ACCESSING PRIVILEGED OBJECTS IN A SERVER ENVIRONMENT

摘要

Accessing privileged objects in a server environment. A privileged object is associated with an application comprising at least one process resource and a corresponding semi-privileged instruction. The association is filed in an entity of an operating system kernel. A central processing unit (CPU) performs an authorization check if the semi-privileged instruction is issued and attempts to access the privileged object. The CPU executes the semi-privileged instruction and grants access to the privileged object if the operating system kernel has issued the semi-privileged instruction; or accesses the entity if a process resource of the application has issued the semi-privileged instruction to determine authorization of the process resource to access the privileged object.

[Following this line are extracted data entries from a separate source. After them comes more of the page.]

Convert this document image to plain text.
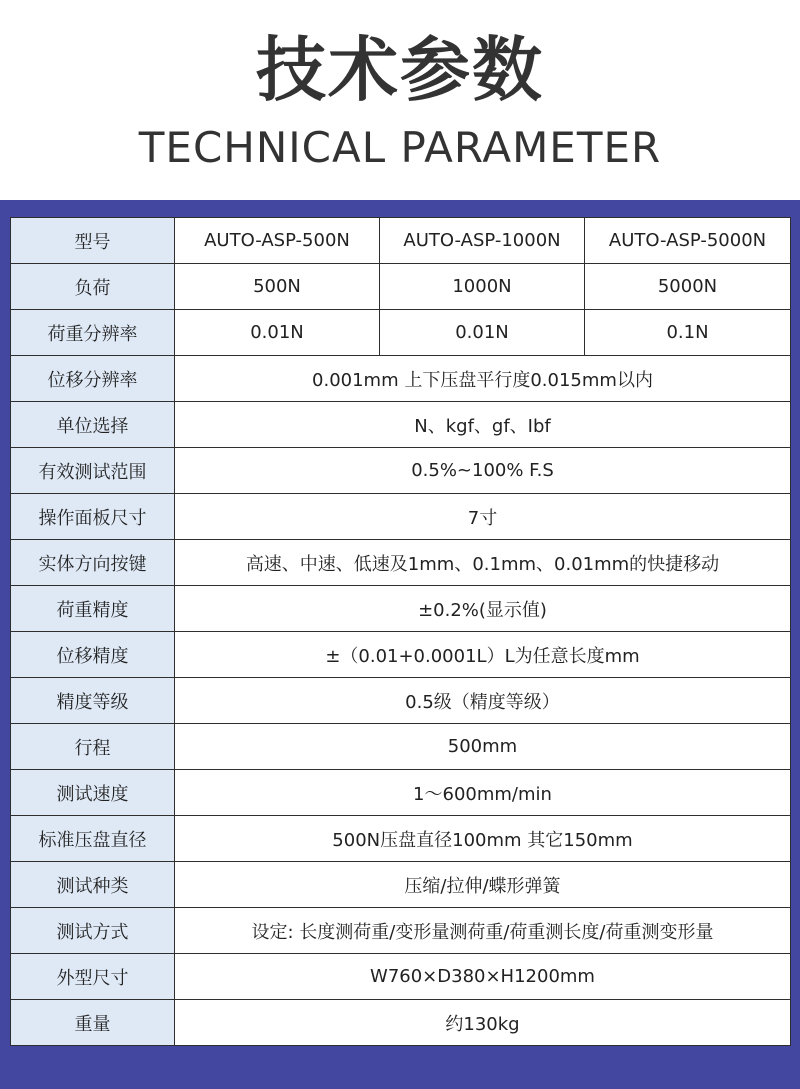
技术参数
TECHNICAL PARAMETER
型号	AUTO-ASP-500N	AUTO-ASP-1000N	AUTO-ASP-5000N
负荷	500N	1000N	5000N
荷重分辨率	0.01N	0.01N	0.1N
位移分辨率	0.001mm 上下压盘平行度0.015mm以内		
单位选择	N、kgf、gf、Ibf		
有效测试范围	0.5%~100% F.S		
操作面板尺寸	7寸		
实体方向按键	高速、中速、低速及1mm、0.1mm、0.01mm的快捷移动		
荷重精度	±0.2%(显示值)		
位移精度	±（0.01+0.0001L）L为任意长度mm		
精度等级	0.5级（精度等级）		
行程	500mm		
测试速度	1～600mm/min		
标准压盘直径	500N压盘直径100mm 其它150mm		
测试种类	压缩/拉伸/蝶形弹簧		
测试方式	设定: 长度测荷重/变形量测荷重/荷重测长度/荷重测变形量		
外型尺寸	W760×D380×H1200mm		
重量	约130kg		
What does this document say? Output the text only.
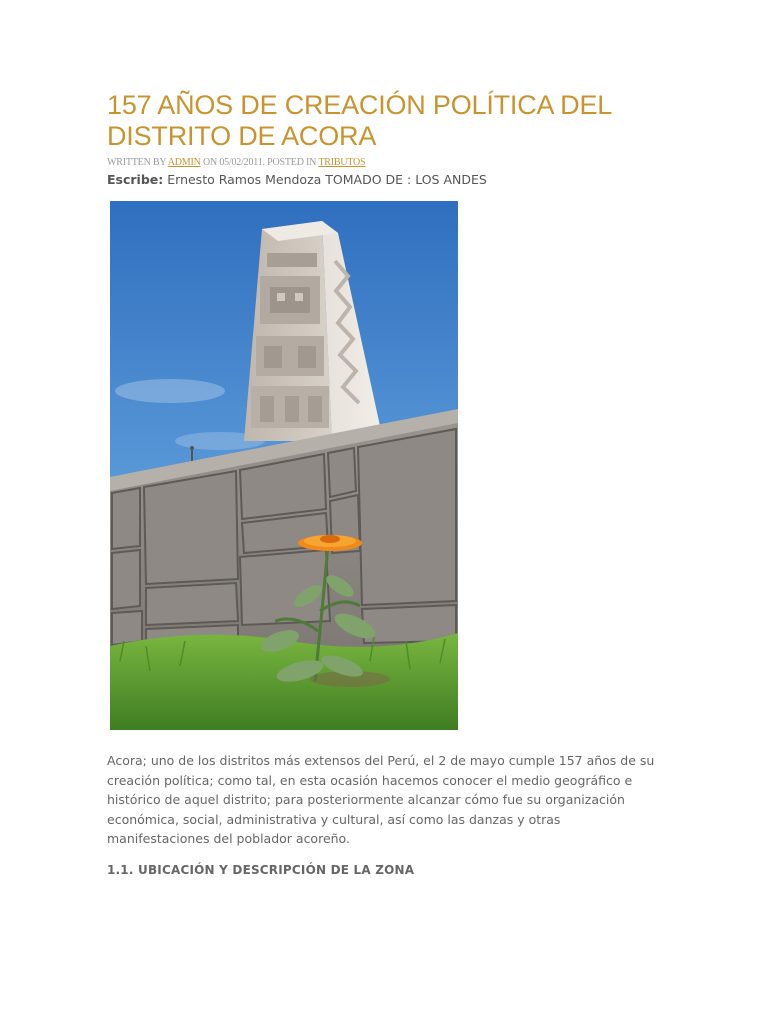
157 AÑOS DE CREACIÓN POLÍTICA DEL DISTRITO DE ACORA
WRITTEN BY ADMIN ON 05/02/2011. POSTED IN TRIBUTOS
Escribe: Ernesto Ramos Mendoza TOMADO DE : LOS ANDES

Acora; uno de los distritos más extensos del Perú, el 2 de mayo cumple 157 años de su creación política; como tal, en esta ocasión hacemos conocer el medio geográfico e histórico de aquel distrito; para posteriormente alcanzar cómo fue su organización económica, social, administrativa y cultural, así como las danzas y otras manifestaciones del poblador acoreño.

1.1. UBICACIÓN Y DESCRIPCIÓN DE LA ZONA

Upon positive authorization the CPU executes the semi-privileged instruction and grants access to the privileged object, and upon authorization failure denies execution of the semi-privileged instruction and performs a corresponding authorization check failure handling.

主权项

1. A computer-implement method of accessing privileged objects in a server environment, the method comprising:
associating one or more privileged objects with an application, the application comprising at least one process resource and a corresponding semi-privileged instruction, the associating providing an association; filing the association in an entity of an operating system kernel; based on the semi-privileged instruction being issued by a process resource of the at least one process resource and attempting to access the privileged object, performing an authorization check, the authorization check comprising accessing the entity to determine authorization of the process resource to access a privileged object; and performing processing based on performing the authorization check.